Erdoğan, Barzani’den önce Şii Başbakan Nuri el Maliki ile arası açık olduğu için İstanbul’da “geçici sürgün” yaşayan, hakkında “tutuklama kararı” bulunan Sünni Cumhurbaşkanı Yardımcısı Tarık Haşimi ile de görüşmüştü. 3 Mayıs’ta Bağdat’ta yapılacak duruşmaya, Haşimi gitmeyeceğini, avukatlarınca temsil edileceğini açıklamıştı. Haşimi, davanın siyasal olduğunu, bu nedenle Irak cumhurbaşkanı, başbakan ve meclis başkanının bir araya gelerek çözüm bulmasını öneriyor.
Obama, Barzani ile görüşmeden önce Başbakan El Maliki’yi arayıp “Birleşik Irak’a destek verdiğini” Kürt kökenli Cumhurbaşkanı Celal Talabani’ye de “rakip partiler arasındaki farklılıkların giderilmesi amacıyla bir ulusal konferans çağrısını” desteklediğini bildirmişti. Barzani, İstanbul’da Haşimi ile de görüşecek.
Görüşmelerden bazı ara başlıkları şöyle sıralayabiliriz:
1. Obama’nın Barzani aracılığı ile Erdoğan ve Gül’e gönderdiği öneriler…
2. Irak liderleri arasındaki siyasal anlaşmazlıklar…
3. Barzani’nin haziranda Erbil’de Kürt partileri, sivil toplum temsilcilerinin katılımı ile toplayacağı “Kürt Konferansı”… (Bu toplantı öncesinde aralarında BDP eş genel başkanları Selahattin Demirtaş ve Gültan Kışanak, DTP Eşbaşkanı Ahmet Türk’ün de bulunacağı bir heyet görüşmeler yapmak üzere Vaşington’a pazar günü uçacak.)

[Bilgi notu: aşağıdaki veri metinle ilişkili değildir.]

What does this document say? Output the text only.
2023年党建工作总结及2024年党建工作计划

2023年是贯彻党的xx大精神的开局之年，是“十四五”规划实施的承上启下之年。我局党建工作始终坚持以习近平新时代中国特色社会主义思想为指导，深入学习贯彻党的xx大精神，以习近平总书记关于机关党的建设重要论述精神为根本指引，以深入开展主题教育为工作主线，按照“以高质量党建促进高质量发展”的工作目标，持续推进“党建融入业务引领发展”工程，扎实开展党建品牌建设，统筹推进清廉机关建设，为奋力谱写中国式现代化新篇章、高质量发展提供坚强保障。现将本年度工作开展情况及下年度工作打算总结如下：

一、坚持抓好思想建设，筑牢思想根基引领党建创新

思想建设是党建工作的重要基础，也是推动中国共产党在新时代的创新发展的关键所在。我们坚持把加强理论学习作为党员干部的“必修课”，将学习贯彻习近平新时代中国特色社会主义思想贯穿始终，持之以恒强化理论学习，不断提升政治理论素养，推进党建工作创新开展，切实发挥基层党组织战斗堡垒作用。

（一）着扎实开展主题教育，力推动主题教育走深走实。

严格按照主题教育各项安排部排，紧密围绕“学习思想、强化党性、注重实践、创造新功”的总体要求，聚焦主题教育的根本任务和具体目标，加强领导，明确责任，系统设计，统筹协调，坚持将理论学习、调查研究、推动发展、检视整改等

4. PKK terörü ile Suriye’deki oluşumlar…
5. İran petrolüne uygulanan uluslararası yaptırımlar nedeniyle Kuzey Irak ağırlıklı petrolün Türkiye üzerinden Batı’ya pazarlanması… Yöredeki petrol ve doğalgazın çıkarılmasında ve yatırımlarda Türk sermayesi öne çıkıyor.
Kremlin’de Bir Ankaralı!

Geçen yıl basına, özellikle 2. Dünya Savaşı’nda ve sonrasında dünyaya Batı’nın haberlerini yayan Amerika’nın Sesi (VOA) ve İngiliz BBC radyolarının Türkçe bölümlerini kapattıkları yansıdı. Buna karşılık aynı dönemde Rusya’nın görüşlerini duyuran “Moskova’nın Sesi” radyosunun Türkçe yayınlarını İstanbul’a taşıdığına ilişkin haberler vardı.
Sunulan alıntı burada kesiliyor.